Прошёл в секретный отдел. Там уже никого не было. Только в комнате, где Самохвалов сидел, свет за дверью виднелся.
Иван распахнул дверь…
Фёдор, бледный как мел, сразу убрал руку под стол, и что-то было в руке.
- Ты чего?
- А ты…
Иван бросился к нему. В руке у Самохвалова пистолет был, он судорожно засовывал его в кобуру.
- Что случилось?
Фёдор встал, покачнулся… К двери прошёл, запер на ключ.
- Я потерял совершенно секретный документ. Это расстрел. Лучше сам.
- Какой документ? Где?
- Здесь. Помнишь, капитан заходил?
- Ну.
- Принёс бумагу. Я зарегистрировал. Вот сюда положил… И нет её.
- Хорошо искал?
- А ты как думаешь?
- Давай снова искать, - решительно Попов сказал. - Сколько времени у нас?
- До утра… Да я всё осмотрел.
- А кто-то заходил-выходил?
- Ну, заходили-выходили. Вон и ты выходил… Я потом уже дёрнулся, чтобы в сейф убрать – и нет…
Они обыскали всё – пол, стены, потолок, шкаф… Сдвигали тяжеленный сейф…

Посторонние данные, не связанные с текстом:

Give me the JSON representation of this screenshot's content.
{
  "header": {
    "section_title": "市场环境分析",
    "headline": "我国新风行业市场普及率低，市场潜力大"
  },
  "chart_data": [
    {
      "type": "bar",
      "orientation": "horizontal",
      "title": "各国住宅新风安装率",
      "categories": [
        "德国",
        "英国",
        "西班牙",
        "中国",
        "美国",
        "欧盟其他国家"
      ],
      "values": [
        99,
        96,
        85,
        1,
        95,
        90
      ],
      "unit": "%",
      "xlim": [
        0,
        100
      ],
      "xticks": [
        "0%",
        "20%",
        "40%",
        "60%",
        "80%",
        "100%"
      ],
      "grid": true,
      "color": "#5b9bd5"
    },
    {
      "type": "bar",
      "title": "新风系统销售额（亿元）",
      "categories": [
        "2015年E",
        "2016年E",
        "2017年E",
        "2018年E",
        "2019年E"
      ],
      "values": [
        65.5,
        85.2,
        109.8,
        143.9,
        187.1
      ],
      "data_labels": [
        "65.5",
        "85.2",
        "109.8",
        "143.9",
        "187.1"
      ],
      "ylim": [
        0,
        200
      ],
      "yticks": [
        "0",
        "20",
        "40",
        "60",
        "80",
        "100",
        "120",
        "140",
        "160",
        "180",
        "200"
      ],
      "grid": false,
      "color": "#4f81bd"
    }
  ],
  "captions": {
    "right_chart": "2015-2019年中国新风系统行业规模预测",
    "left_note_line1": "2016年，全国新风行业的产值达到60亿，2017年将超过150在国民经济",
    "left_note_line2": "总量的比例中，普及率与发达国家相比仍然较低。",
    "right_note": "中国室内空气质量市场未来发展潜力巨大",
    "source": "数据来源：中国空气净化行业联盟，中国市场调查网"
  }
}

Фёдор сидел – опустив голову в ладони, уперев локти в стол. Иван на стуле у окна. И не знал, как утешить друга. Как тут утешишь. Мог бы – на себя бы его вину взял. И тут взмолился мысленно: «Помоги, Господи! Господи, помоги нам!» И решительно поднялся:
- Давай снова искать! - сказал Фёдору.
- Отстань.
- Будем искать! Помогай! - почему-то сразу к сейфу, стоявшему в углу напротив окна, подошёл. - Давай! Двигаем!

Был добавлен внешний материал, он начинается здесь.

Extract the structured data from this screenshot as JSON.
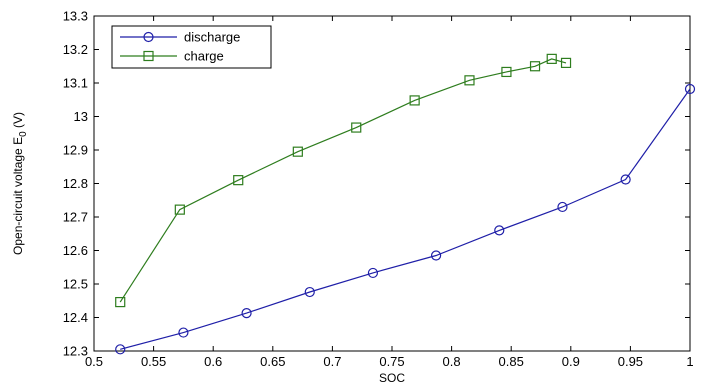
{
  "chart_data": {
    "type": "line",
    "title": "",
    "xlabel": "SOC",
    "ylabel": "Open-circuit voltage E",
    "ylabel_subscript": "0",
    "ylabel_unit": " (V)",
    "xlim": [
      0.5,
      1.0
    ],
    "ylim": [
      12.3,
      13.3
    ],
    "x_ticks": [
      0.5,
      0.55,
      0.6,
      0.65,
      0.7,
      0.75,
      0.8,
      0.85,
      0.9,
      0.95,
      1
    ],
    "x_tick_labels": [
      "0.5",
      "0.55",
      "0.6",
      "0.65",
      "0.7",
      "0.75",
      "0.8",
      "0.85",
      "0.9",
      "0.95",
      "1"
    ],
    "y_ticks": [
      12.3,
      12.4,
      12.5,
      12.6,
      12.7,
      12.8,
      12.9,
      13.0,
      13.1,
      13.2,
      13.3
    ],
    "y_tick_labels": [
      "12.3",
      "12.4",
      "12.5",
      "12.6",
      "12.7",
      "12.8",
      "12.9",
      "13",
      "13.1",
      "13.2",
      "13.3"
    ],
    "grid": false,
    "legend_position": "top-left",
    "series": [
      {
        "name": "discharge",
        "marker": "circle",
        "color": "#1f1fa8",
        "x": [
          0.522,
          0.575,
          0.628,
          0.681,
          0.734,
          0.787,
          0.84,
          0.893,
          0.946,
          1.0
        ],
        "y": [
          12.305,
          12.355,
          12.413,
          12.476,
          12.533,
          12.585,
          12.66,
          12.73,
          12.812,
          13.082
        ]
      },
      {
        "name": "charge",
        "marker": "square",
        "color": "#2e7d1e",
        "x": [
          0.522,
          0.572,
          0.621,
          0.671,
          0.72,
          0.769,
          0.815,
          0.846,
          0.87,
          0.884,
          0.896
        ],
        "y": [
          12.446,
          12.722,
          12.81,
          12.895,
          12.967,
          13.048,
          13.108,
          13.133,
          13.15,
          13.172,
          13.16
        ]
      }
    ]
  }
}
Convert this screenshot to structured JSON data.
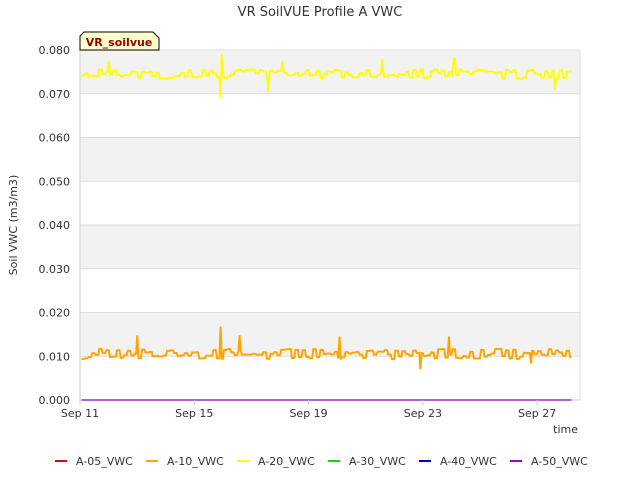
{
  "chart_data": {
    "type": "line",
    "title": "VR SoilVUE Profile A VWC",
    "xlabel": "time",
    "ylabel": "Soil VWC (m3/m3)",
    "tag": "VR_soilvue",
    "ylim": [
      0,
      0.08
    ],
    "yticks": [
      "0.000",
      "0.010",
      "0.020",
      "0.030",
      "0.040",
      "0.050",
      "0.060",
      "0.070",
      "0.080"
    ],
    "xlim_days": [
      0,
      17.5
    ],
    "xticks": [
      {
        "label": "Sep 11",
        "day": 0
      },
      {
        "label": "Sep 15",
        "day": 4
      },
      {
        "label": "Sep 19",
        "day": 8
      },
      {
        "label": "Sep 23",
        "day": 12
      },
      {
        "label": "Sep 27",
        "day": 16
      }
    ],
    "x_range_days": [
      0.05,
      17.2
    ],
    "series": [
      {
        "name": "A-05_VWC",
        "color": "#dd0000",
        "mean": 0.0,
        "noise": 0.0,
        "visible_line": false
      },
      {
        "name": "A-10_VWC",
        "color": "#ffa500",
        "mean": 0.0105,
        "noise": 0.0012,
        "visible_line": true,
        "spikes": [
          [
            2.0,
            0.0148
          ],
          [
            4.9,
            0.0168
          ],
          [
            5.6,
            0.0148
          ],
          [
            9.1,
            0.0145
          ],
          [
            11.9,
            0.007
          ],
          [
            12.9,
            0.0145
          ],
          [
            15.8,
            0.0083
          ]
        ]
      },
      {
        "name": "A-20_VWC",
        "color": "#ffff00",
        "mean": 0.0745,
        "noise": 0.0011,
        "visible_line": true,
        "spikes": [
          [
            1.0,
            0.0775
          ],
          [
            4.9,
            0.069
          ],
          [
            4.95,
            0.079
          ],
          [
            6.6,
            0.0705
          ],
          [
            7.1,
            0.0775
          ],
          [
            10.6,
            0.078
          ],
          [
            13.1,
            0.078
          ],
          [
            16.6,
            0.071
          ]
        ]
      },
      {
        "name": "A-30_VWC",
        "color": "#00dd00",
        "mean": 0.0,
        "noise": 0.0,
        "visible_line": false
      },
      {
        "name": "A-40_VWC",
        "color": "#0000cc",
        "mean": 0.0,
        "noise": 0.0,
        "visible_line": false
      },
      {
        "name": "A-50_VWC",
        "color": "#9900cc",
        "mean": 0.0,
        "noise": 0.0,
        "visible_line": true
      }
    ]
  }
}
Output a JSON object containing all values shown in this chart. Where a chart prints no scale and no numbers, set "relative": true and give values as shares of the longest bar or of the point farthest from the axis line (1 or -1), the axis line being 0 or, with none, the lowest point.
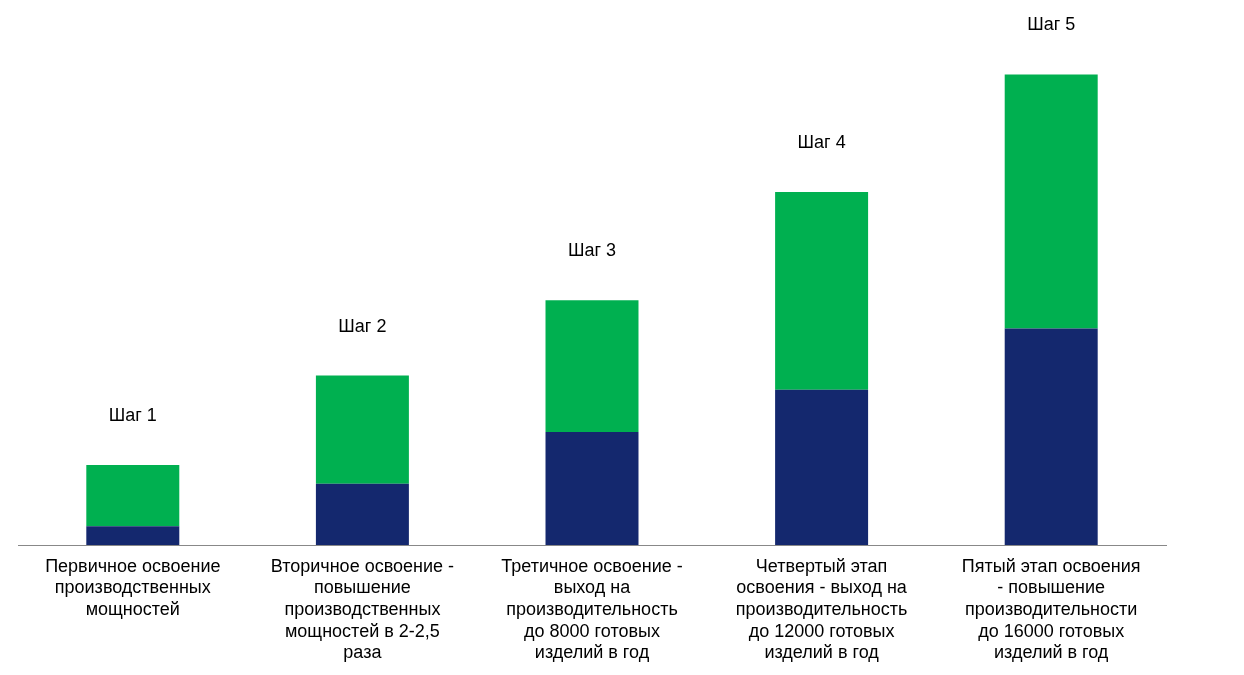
{
  "chart_data": {
    "type": "bar",
    "relative": true,
    "stacked": true,
    "categories": [
      "Первичное освоение производственных мощностей",
      "Вторичное освоение - повышение производственных мощностей в 2-2,5 раза",
      "Третичное освоение - выход на производительность до 8000 готовых изделий в год",
      "Четвертый этап освоения - выход на производительность до 12000 готовых изделий в год",
      "Пятый этап освоения - повышение производительности до 16000 готовых изделий в год"
    ],
    "series": [
      {
        "color": "#14286e",
        "values": [
          0.04,
          0.13,
          0.24,
          0.33,
          0.46
        ]
      },
      {
        "color": "#00b050",
        "values": [
          0.13,
          0.23,
          0.28,
          0.42,
          0.54
        ]
      }
    ],
    "annotations": [
      "Шаг 1",
      "Шаг 2",
      "Шаг 3",
      "Шаг 4",
      "Шаг 5"
    ]
  }
}
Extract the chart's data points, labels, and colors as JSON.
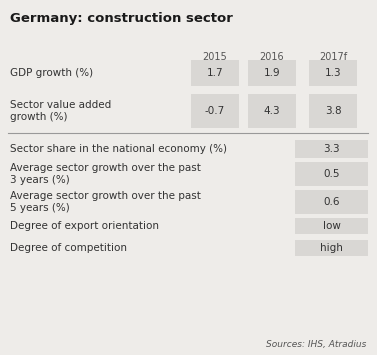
{
  "title": "Germany: construction sector",
  "bg_color": "#eeece9",
  "cell_bg": "#d9d7d4",
  "header_years": [
    "2015",
    "2016",
    "2017f"
  ],
  "top_rows": [
    {
      "label": "GDP growth (%)",
      "values": [
        "1.7",
        "1.9",
        "1.3"
      ]
    },
    {
      "label": "Sector value added\ngrowth (%)",
      "values": [
        "-0.7",
        "4.3",
        "3.8"
      ]
    }
  ],
  "bottom_rows": [
    {
      "label": "Sector share in the national economy (%)",
      "value": "3.3"
    },
    {
      "label": "Average sector growth over the past\n3 years (%)",
      "value": "0.5"
    },
    {
      "label": "Average sector growth over the past\n5 years (%)",
      "value": "0.6"
    },
    {
      "label": "Degree of export orientation",
      "value": "low"
    },
    {
      "label": "Degree of competition",
      "value": "high"
    }
  ],
  "source_text": "Sources: IHS, Atradius",
  "title_fontsize": 9.5,
  "body_fontsize": 7.5,
  "header_fontsize": 7,
  "small_fontsize": 6.5
}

Фёдор подошёл; вместе, напрягшись, отодвинули сейф от стены. Не было ничего под сейфом.
- Ну, давай на место… - снова Иван сказал.

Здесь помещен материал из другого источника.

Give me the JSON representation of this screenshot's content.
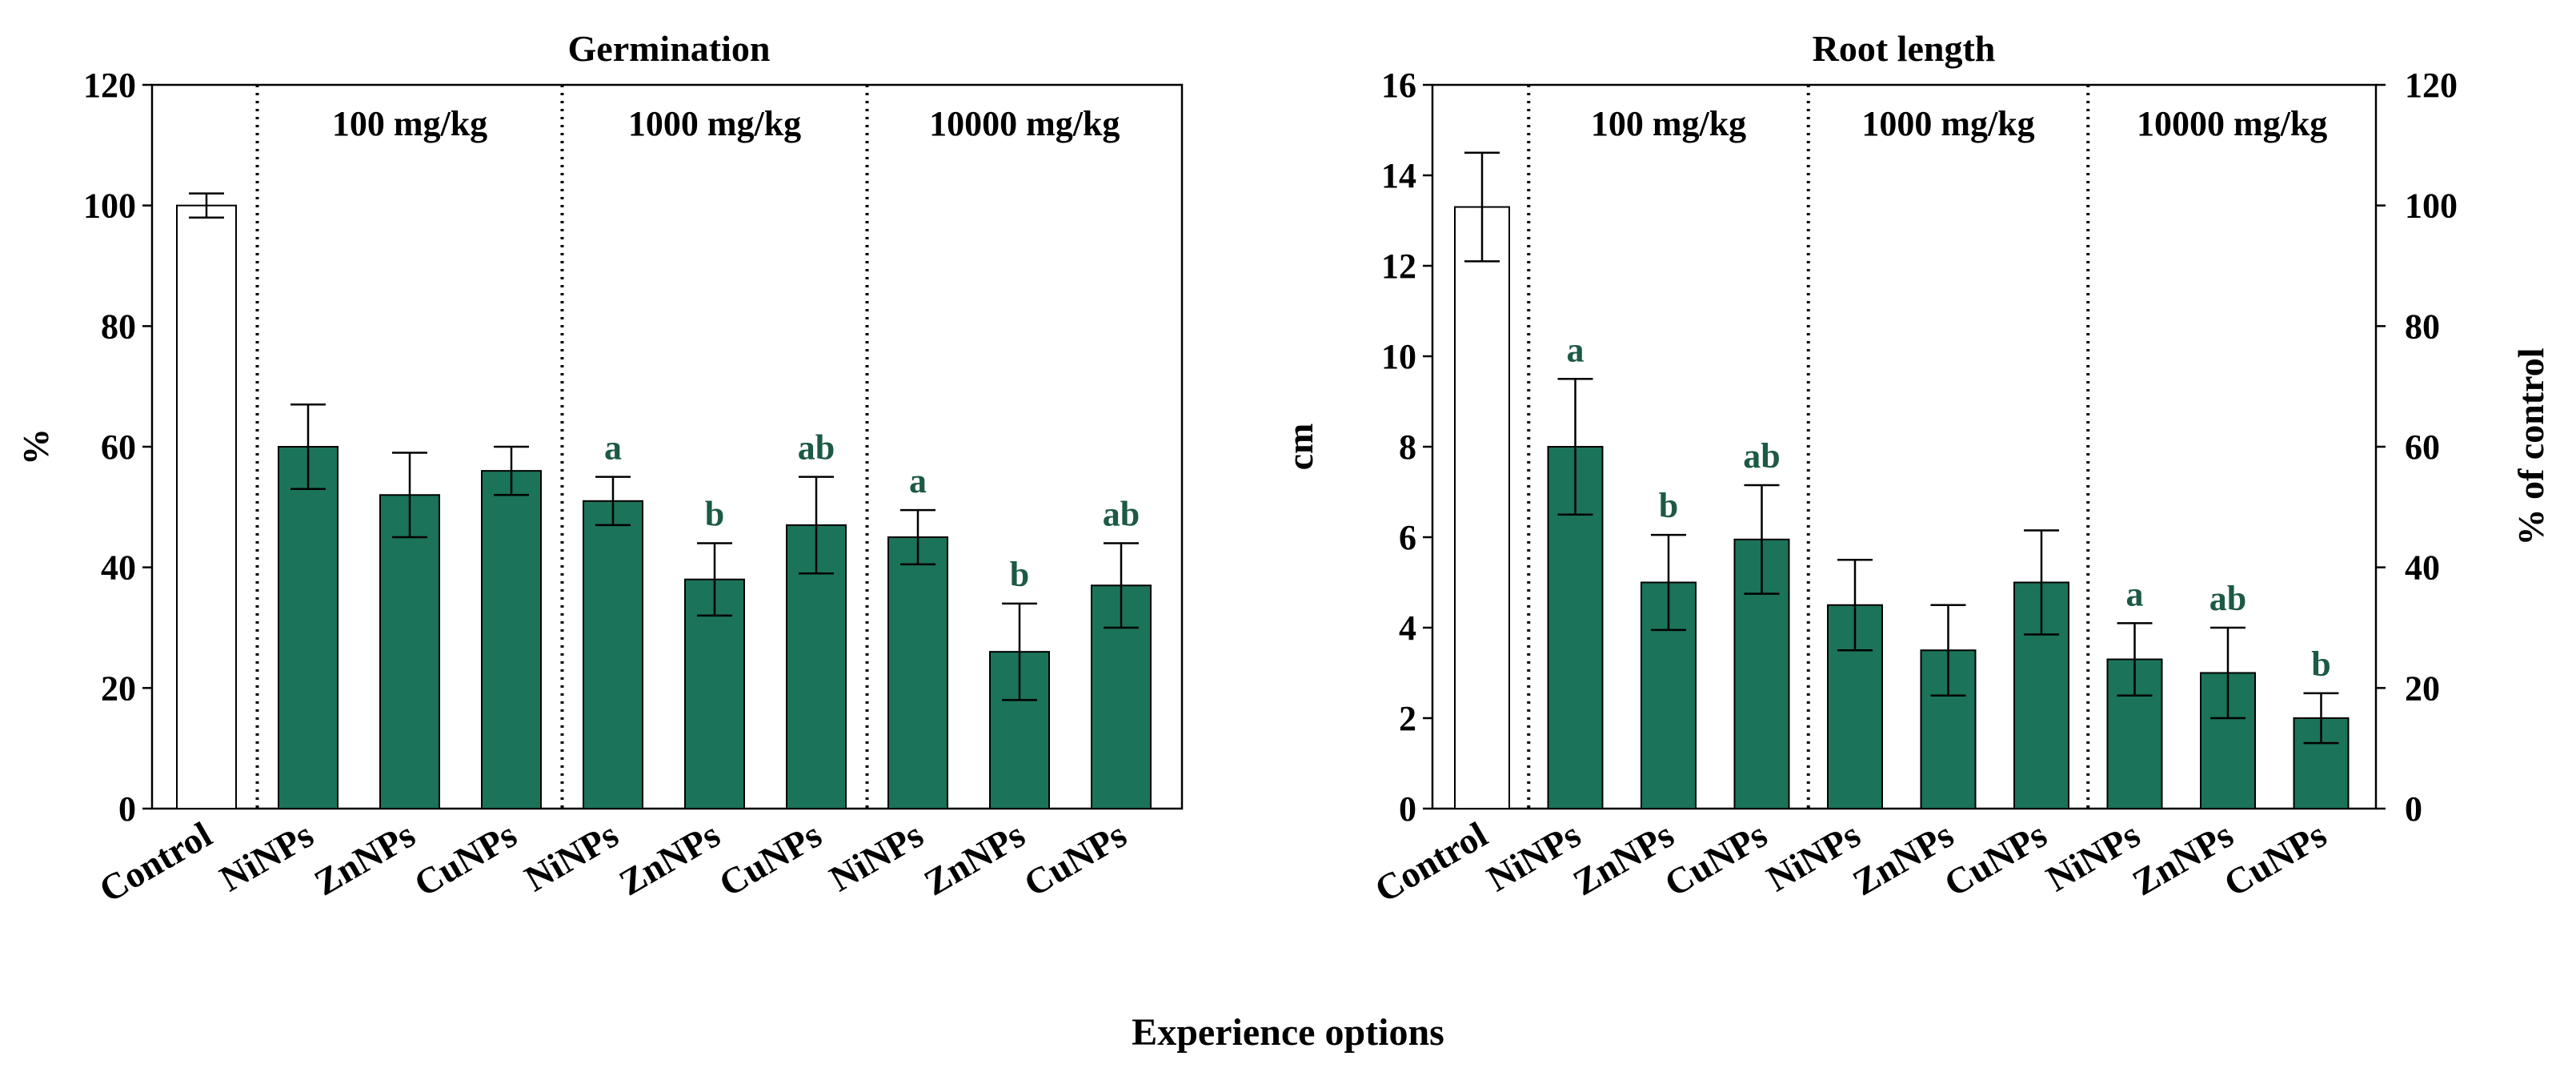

Когда двигали, ладонь его соскользнула на заднюю стенку сейфа. Чуть руку не придавило к стене. И он почувствовал…
- Назад двигай! - рявкнул.
Двинули.
Иван достал руку и в ней был листок просвечивающей на свету папиросной бумаги. (На письма солдатам полагалось бумагу выдавать нормальную, а документы, даже самые секретные на какой только бумаге ни писали – не хватало её, бумаги-то)…
Видно, сквозняком, когда дверь открывалась, сдуло лист за сейф, и он прилип к задней стенке.
Фёдор побледнел, потом покраснел, схватил бумагу…
- Да осторожнее ты. Не порви! - уже радостно Иван крикнул.
Фёдор тут же открыл ключом сейф, положил туда документ, запер. Сел на стул, обхватил голову руками. И тут он зарыдал…
«Слава Тебе, Господи, слава Тебе!», - мысленно Иван произнёс.